Após o divórcio, minha ex-sogra apareceu na Páscoa com toda a família, pronta para zombar do que consideravam minha ruína — mas, no momento em que atravessaram meu portão particular, perceberam tarde demais: “O lixo será recolhido hoje. Podem ir embora.” Naquela noite, tudo o que pensavam possuir já estava se esvaindo.

O guarda deu um passo à frente e falou calmamente:

Bem-vindos à residência particular da Sra. Elena Varela.

Seus sorrisos desapareceram instantaneamente.

E eles ainda não tinham ideia do que os esperava lá dentro.

Parte 2: “Ele disse isso na frente de todos — seus primos, sua irmã Paola, até mesmo o advogado — como se me humilhar fosse apenas mais uma formalidade do divórcio. Durante anos, permaneci em silêncio. Ignorei como Dona Vitória revistava meus pertences, como Alejandro dizia às pessoas que me ‘resgatara’ de uma vida comum, como sua família me tolerava apenas porque eu permanecia quieta e educada.”

Mas naquele dia, quando as portas do elevador se abriram, eu voltei.

— Eles têm razão em uma coisa — eu disse calmamente. — Um mês é tudo o que é preciso para ver quem realmente precisa de quem.

Alejandro riu.

“Fazendo discursos agora?”

— Não — respondi. — Estou apenas convidando vocês para jantar.
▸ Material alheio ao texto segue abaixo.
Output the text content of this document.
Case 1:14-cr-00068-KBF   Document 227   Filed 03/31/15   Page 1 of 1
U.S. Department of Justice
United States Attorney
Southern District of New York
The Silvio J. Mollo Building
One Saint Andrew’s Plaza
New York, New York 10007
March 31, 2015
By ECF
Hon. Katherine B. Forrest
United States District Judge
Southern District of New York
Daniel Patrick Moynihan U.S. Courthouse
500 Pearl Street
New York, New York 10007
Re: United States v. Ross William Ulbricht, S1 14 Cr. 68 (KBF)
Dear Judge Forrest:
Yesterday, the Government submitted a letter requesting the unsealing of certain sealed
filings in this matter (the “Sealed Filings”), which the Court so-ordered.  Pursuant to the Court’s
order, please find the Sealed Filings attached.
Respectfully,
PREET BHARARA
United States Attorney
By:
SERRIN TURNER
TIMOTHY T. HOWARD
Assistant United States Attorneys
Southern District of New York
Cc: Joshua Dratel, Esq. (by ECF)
Domingo de Páscoa. Nada de especial. Só para vocês verem como eu vivo sem o dinheiro de vocês.

Dona Vitória sorriu cruelmente.

— Ah, é mesmo? Qual restaurantezinho? Ou você está alugando um lugar só para fingir?
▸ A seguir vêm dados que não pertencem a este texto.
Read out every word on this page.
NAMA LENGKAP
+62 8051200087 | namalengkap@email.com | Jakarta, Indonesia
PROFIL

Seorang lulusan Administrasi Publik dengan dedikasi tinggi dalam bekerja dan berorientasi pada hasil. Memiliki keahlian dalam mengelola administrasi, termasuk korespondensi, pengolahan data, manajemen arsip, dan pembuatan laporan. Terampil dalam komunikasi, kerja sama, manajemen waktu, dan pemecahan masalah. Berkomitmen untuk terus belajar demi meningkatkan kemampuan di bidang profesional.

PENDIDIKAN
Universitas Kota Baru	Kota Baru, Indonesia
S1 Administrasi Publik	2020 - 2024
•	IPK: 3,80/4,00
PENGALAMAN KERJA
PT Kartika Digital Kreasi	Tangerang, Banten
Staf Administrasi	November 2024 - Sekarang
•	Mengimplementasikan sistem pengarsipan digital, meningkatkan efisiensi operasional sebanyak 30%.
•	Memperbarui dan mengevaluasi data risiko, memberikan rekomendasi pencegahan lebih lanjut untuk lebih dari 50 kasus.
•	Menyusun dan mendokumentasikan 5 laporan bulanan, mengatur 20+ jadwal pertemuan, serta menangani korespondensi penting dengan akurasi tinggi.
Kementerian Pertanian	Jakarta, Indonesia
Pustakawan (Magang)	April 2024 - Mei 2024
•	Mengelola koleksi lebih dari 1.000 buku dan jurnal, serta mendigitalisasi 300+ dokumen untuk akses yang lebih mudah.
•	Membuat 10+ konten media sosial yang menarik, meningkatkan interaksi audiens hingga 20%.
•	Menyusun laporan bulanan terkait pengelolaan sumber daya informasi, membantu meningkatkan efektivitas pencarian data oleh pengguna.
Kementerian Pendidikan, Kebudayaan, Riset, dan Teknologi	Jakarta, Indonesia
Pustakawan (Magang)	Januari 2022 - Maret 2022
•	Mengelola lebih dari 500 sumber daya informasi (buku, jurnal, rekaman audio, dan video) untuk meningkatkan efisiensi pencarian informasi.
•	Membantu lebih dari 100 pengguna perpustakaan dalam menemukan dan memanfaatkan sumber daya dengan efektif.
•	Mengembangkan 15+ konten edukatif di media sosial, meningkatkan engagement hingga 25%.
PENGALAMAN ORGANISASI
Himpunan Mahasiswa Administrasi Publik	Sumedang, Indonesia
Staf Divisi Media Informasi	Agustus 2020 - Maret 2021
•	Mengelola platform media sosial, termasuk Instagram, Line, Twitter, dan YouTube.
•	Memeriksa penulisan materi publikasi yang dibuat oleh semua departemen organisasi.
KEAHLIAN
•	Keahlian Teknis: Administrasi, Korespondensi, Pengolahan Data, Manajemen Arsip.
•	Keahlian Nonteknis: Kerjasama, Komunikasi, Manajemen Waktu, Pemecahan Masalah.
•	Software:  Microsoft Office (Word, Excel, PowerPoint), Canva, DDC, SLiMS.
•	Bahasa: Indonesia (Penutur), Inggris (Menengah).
— Vou enviar o endereço — disse eu, com a voz firme.

Então me virei e fui embora, deixando-os cochichando nos degraus do tribunal. Lá fora, um elegante sedã preto me esperava. Julián, o motorista de confiança da minha família há mais de duas décadas, abriu a porta respeitosamente.

— Bem-vinda de volta, senhorita Elena — disse ele calorosamente. — Vamos direto para a propriedade em Valle?
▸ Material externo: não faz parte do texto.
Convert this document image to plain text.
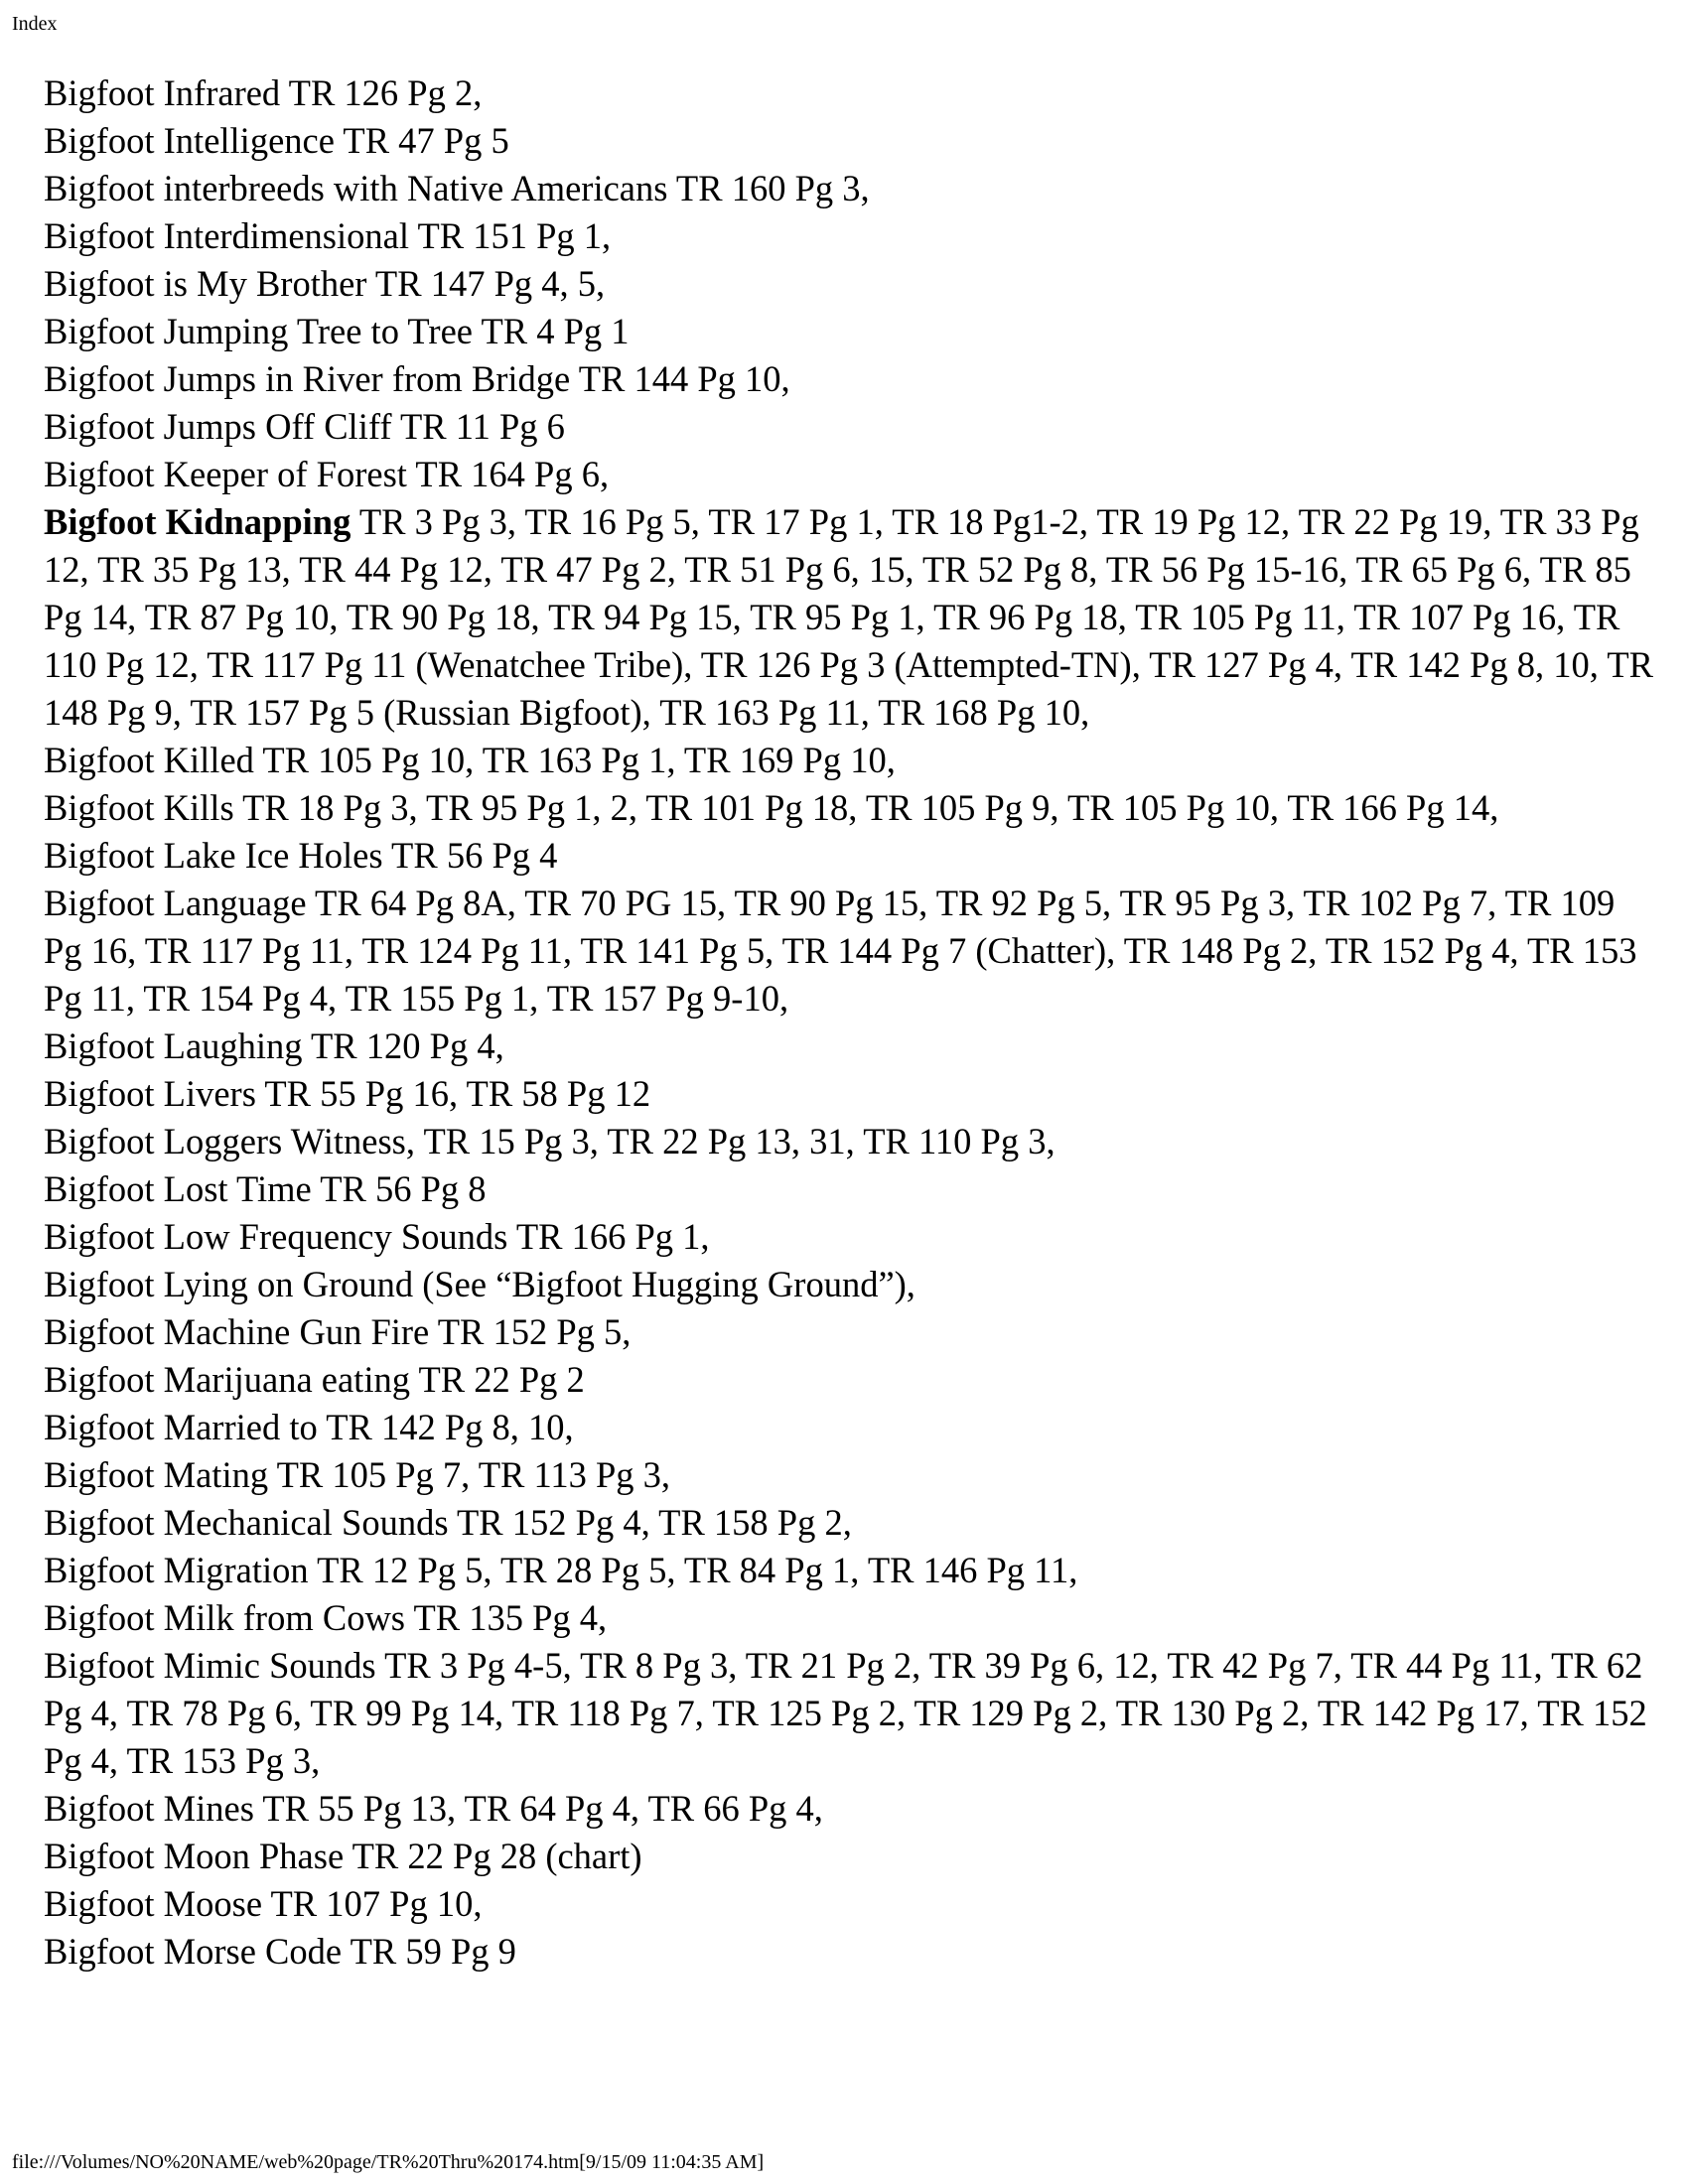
Index

Bigfoot Infrared TR 126 Pg 2,

Bigfoot Intelligence TR 47 Pg 5

Bigfoot interbreeds with Native Americans TR 160 Pg 3,

Bigfoot Interdimensional TR 151 Pg 1,

Bigfoot is My Brother TR 147 Pg 4, 5,

Bigfoot Jumping Tree to Tree TR 4 Pg 1

Bigfoot Jumps in River from Bridge TR 144 Pg 10,

Bigfoot Jumps Off Cliff TR 11 Pg 6

Bigfoot Keeper of Forest TR 164 Pg 6,

Bigfoot Kidnapping TR 3 Pg 3, TR 16 Pg 5, TR 17 Pg 1, TR 18 Pg1-2, TR 19 Pg 12, TR 22 Pg 19, TR 33 Pg 12, TR 35 Pg 13, TR 44 Pg 12, TR 47 Pg 2, TR 51 Pg 6, 15, TR 52 Pg 8, TR 56 Pg 15-16, TR 65 Pg 6, TR 85 Pg 14, TR 87 Pg 10, TR 90 Pg 18, TR 94 Pg 15, TR 95 Pg 1, TR 96 Pg 18, TR 105 Pg 11, TR 107 Pg 16, TR 110 Pg 12, TR 117 Pg 11 (Wenatchee Tribe), TR 126 Pg 3 (Attempted-TN), TR 127 Pg 4, TR 142 Pg 8, 10, TR 148 Pg 9, TR 157 Pg 5 (Russian Bigfoot), TR 163 Pg 11, TR 168 Pg 10,

Bigfoot Killed TR 105 Pg 10, TR 163 Pg 1, TR 169 Pg 10,

Bigfoot Kills TR 18 Pg 3, TR 95 Pg 1, 2, TR 101 Pg 18, TR 105 Pg 9, TR 105 Pg 10, TR 166 Pg 14,

Bigfoot Lake Ice Holes TR 56 Pg 4

Bigfoot Language TR 64 Pg 8A, TR 70 PG 15, TR 90 Pg 15, TR 92 Pg 5, TR 95 Pg 3, TR 102 Pg 7, TR 109 Pg 16, TR 117 Pg 11, TR 124 Pg 11, TR 141 Pg 5, TR 144 Pg 7 (Chatter), TR 148 Pg 2, TR 152 Pg 4, TR 153 Pg 11, TR 154 Pg 4, TR 155 Pg 1, TR 157 Pg 9-10,

Bigfoot Laughing TR 120 Pg 4,

Bigfoot Livers TR 55 Pg 16, TR 58 Pg 12

Bigfoot Loggers Witness, TR 15 Pg 3, TR 22 Pg 13, 31, TR 110 Pg 3,

Bigfoot Lost Time TR 56 Pg 8

Bigfoot Low Frequency Sounds TR 166 Pg 1,

Bigfoot Lying on Ground (See “Bigfoot Hugging Ground”),

Bigfoot Machine Gun Fire TR 152 Pg 5,

Bigfoot Marijuana eating TR 22 Pg 2

Bigfoot Married to TR 142 Pg 8, 10,

Bigfoot Mating TR 105 Pg 7, TR 113 Pg 3,

Bigfoot Mechanical Sounds TR 152 Pg 4, TR 158 Pg 2,

Bigfoot Migration TR 12 Pg 5, TR 28 Pg 5, TR 84 Pg 1, TR 146 Pg 11,

Bigfoot Milk from Cows TR 135 Pg 4,

Bigfoot Mimic Sounds TR 3 Pg 4-5, TR 8 Pg 3, TR 21 Pg 2, TR 39 Pg 6, 12, TR 42 Pg 7, TR 44 Pg 11, TR 62 Pg 4, TR 78 Pg 6, TR 99 Pg 14, TR 118 Pg 7, TR 125 Pg 2, TR 129 Pg 2, TR 130 Pg 2, TR 142 Pg 17, TR 152 Pg 4, TR 153 Pg 3,

Bigfoot Mines TR 55 Pg 13, TR 64 Pg 4, TR 66 Pg 4,

Bigfoot Moon Phase TR 22 Pg 28 (chart)

Bigfoot Moose TR 107 Pg 10,

Bigfoot Morse Code TR 59 Pg 9

file:///Volumes/NO%20NAME/web%20page/TR%20Thru%20174.htm[9/15/09 11:04:35 AM]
— Sim, Julián. A farsa finalmente acabou.

Assim que o carro partiu, olhei pela janela e respirei fundo, aliviada. Durante cinco anos, escondi minha verdadeira identidade para construir uma vida com um homem que dizia me amar, apenas para descobrir que ele e sua mãe valorizavam mais o status. Elena Mendoza, a nora submissa e ridicularizada, havia desaparecido. Elena Varela — herdeira de um dos maiores impérios de navegação e imobiliário do país — finalmente estava de volta.

Parte 3: A tempestade que se aproxima

Três semanas depois, grossos envelopes cor de marfim, selados com cera dourada, chegaram à propriedade dos Mendoza. Dona Vitória segurou o convite com dois dedos, como se estivesse contaminado.